Prende un lungo respiro «Io ho cercato di fare qualsiasi cosa per lei, ma non era più possibile andare avanti così. Non potevo uscire per andare al lavoro e avere paura nel rientrare a casa perché non sapevo come l’avrei trovata. Così ho dovuto prendere una decisione, la più difficile della mia vita, e farla ricoverare in un istituto. Ecco perché sono sparito: mi sono dovuto occupare di lei, di trovare il posto giusto per farla stare meglio. Ho passato gli ultimi due giorni fuori e dentro dall’istituto, non volevo che si sentisse abbandonata…», abbassa lo sguardo, asciugandosi gli occhi.
Allison lo guarda, stupendosi nel vederlo così impacciato. Tutta la rabbia che aveva dentro è svanita, lasciando il posto a una gran voglia di abbracciarlo.
Lui si volta, prendendole le mani e guardandola negli occhi, «Scusami, Ally. Non sarei dovuto scappare così, per poi sparire nel nulla… Io…».

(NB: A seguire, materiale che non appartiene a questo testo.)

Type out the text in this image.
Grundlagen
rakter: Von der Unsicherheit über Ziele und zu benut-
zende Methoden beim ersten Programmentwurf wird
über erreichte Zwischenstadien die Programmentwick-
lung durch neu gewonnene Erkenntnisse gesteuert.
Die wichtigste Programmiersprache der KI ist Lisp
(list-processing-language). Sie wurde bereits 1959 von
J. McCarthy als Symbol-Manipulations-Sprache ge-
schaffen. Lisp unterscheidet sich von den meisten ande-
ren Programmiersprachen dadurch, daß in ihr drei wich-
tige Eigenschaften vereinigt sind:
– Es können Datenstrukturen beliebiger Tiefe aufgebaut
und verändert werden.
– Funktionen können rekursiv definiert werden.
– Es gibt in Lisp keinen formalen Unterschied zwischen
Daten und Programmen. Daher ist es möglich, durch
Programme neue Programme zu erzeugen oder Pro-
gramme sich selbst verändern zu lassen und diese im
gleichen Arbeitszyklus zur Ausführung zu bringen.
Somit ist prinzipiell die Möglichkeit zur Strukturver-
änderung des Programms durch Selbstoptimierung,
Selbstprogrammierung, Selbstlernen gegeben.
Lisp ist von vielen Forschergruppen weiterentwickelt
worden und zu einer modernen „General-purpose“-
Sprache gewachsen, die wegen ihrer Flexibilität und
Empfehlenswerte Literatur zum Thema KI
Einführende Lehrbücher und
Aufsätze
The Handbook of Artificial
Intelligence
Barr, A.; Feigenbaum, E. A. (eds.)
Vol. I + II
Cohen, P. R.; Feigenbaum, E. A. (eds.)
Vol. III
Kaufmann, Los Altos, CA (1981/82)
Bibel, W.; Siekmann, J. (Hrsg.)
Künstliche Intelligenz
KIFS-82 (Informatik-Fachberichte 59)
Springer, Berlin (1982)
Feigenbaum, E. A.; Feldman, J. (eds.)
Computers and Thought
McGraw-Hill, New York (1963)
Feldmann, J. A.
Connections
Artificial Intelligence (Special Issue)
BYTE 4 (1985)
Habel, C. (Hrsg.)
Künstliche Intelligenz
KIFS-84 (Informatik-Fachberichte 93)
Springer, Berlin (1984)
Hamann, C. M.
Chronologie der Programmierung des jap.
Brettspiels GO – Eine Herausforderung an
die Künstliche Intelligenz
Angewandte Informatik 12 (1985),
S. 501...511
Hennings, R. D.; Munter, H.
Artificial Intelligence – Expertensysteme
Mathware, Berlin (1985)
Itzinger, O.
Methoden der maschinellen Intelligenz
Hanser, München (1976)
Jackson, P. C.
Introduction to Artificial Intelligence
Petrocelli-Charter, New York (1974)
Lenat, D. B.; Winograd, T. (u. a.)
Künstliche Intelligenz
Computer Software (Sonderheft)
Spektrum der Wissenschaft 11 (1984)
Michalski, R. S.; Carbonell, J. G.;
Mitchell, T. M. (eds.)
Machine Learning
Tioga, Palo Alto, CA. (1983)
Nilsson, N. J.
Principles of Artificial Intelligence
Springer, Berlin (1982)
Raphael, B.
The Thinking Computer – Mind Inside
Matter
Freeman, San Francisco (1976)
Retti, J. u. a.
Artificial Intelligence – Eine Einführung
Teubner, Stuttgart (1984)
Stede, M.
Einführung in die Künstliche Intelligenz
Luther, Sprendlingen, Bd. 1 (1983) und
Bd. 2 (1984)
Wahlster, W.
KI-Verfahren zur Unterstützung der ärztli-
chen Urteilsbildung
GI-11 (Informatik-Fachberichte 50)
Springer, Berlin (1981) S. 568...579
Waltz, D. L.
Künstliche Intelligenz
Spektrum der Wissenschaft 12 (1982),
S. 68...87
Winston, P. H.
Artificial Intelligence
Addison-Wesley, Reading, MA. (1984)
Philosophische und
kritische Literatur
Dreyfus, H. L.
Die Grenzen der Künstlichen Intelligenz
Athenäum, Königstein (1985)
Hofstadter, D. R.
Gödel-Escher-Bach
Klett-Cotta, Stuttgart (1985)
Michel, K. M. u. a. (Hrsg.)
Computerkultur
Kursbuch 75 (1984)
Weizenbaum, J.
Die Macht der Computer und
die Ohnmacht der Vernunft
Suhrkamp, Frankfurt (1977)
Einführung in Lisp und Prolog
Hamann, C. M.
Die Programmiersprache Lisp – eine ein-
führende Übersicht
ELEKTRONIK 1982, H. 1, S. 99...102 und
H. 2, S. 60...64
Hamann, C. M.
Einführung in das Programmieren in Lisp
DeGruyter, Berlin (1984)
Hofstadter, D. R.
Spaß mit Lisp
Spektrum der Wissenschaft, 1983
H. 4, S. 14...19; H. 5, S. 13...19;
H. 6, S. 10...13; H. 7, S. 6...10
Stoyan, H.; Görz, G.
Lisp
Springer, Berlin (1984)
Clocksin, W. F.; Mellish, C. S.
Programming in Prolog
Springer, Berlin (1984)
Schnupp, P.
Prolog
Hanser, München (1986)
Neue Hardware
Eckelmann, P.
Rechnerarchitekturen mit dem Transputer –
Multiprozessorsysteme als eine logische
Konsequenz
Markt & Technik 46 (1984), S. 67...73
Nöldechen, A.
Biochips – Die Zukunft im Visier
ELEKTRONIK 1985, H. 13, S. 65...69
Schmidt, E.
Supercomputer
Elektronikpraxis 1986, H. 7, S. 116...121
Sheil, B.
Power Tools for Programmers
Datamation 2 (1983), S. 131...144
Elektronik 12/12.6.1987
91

Lo interrompe, portandogli l’indice sulle labbra, «Non devi giustificarti oltre, Bryant. Hai fatto quello che dovevi, non fartene una colpa. Io sto bene, tua mamma adesso sta bene perciò si è sistemato tutto». Gli regala un sorriso, mentre gli passa una mano intorno alla vita, stringendolo a sé. Lo abbraccia, iniziando a far scorrere le mani sulla sua schiena.
Il ragazzo appoggia il volto nell’incavo tra il collo e la spalla di Allison, respirando a pieni polmoni il suo profumo, come se fosse l’ossigeno che gli permette di sopravvivere. «Ally… Io… Non so cosa fare… Vorrei solo che stesse bene, che tornasse com’era, ma so che non accadrà mai…».
Sente le lacrime di Bryant bagnarle il collo. Lo stringe maggiormente a sé, accarezzandogli i capelli, «Andrà tutto bene, Bry. Ne sono certa».
Bryant alza il volto, fissando gli occhi di Allison. Sono così grandi e chiari che ci si potrebbe perdere. Con la manica della giacca, asciuga le lacrime che gli hanno rigato il volto.
«Ripetimelo», le chiede, stringendole le mani.
«Cosa?», lo guarda leggermente confusa.
«Quello che mi hai detto prima, mentre mi accarezzavi la testa».
Gli sorride, stringendo la presa sulle sue mani, «Andrà tutto bene, Bry».
Resta per qualche minuto in silenzio, beandosi del sorriso della ragazza che ha davanti. Poi sorride a sua volta, appoggiando la fronte a quella di Allison, «Se lo dici tu, devo crederci per forza».
«Credici», gli risponde poi unisce le loro labbra in un bacio delicato, ma sensuale, come a sigillare il loro patto.